The Canton of Bern school system provides one year of non-obligatory Kindergarten, followed by six years of Primary school. This is followed by three years of obligatory lower Secondary school where the students are separated according to ability and aptitude. Following the lower Secondary students may attend additional schooling or they may enter an apprenticeship.

During the 2012-13 school year, there were a total of 152 students attending classes in Homberg. There were a total of 21 students in the German language kindergarten classes in the municipality. Of the kindergarten students, 4.8% have a different mother language than the classroom language. The municipality's primary school had 94 students in German language classes. Of the primary students, 1.1% have a different mother language than the classroom language. During the same year, the lower secondary school had a total of 37 students.
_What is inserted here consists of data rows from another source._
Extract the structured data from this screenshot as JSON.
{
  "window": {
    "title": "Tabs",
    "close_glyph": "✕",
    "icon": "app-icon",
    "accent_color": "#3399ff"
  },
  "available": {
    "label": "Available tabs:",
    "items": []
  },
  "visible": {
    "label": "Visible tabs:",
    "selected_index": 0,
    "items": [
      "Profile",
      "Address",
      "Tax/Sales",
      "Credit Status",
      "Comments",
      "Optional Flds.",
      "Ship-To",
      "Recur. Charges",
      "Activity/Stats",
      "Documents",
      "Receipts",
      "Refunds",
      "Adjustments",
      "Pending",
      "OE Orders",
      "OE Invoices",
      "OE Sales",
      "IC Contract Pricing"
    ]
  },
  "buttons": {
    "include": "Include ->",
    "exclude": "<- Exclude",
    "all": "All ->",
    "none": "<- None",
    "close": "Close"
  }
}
As of In 2000 2000, there were a total of 64 students attending any school in the municipality. Of those, 63 both lived and attended school in the municipality, while one student came from another municipality. During the same year, 8 residents attended schools outside the municipality.

==Notable residents==
Swiss-Bulgarian sports pedagogue Louis-Emil Eyer was born in Homberg.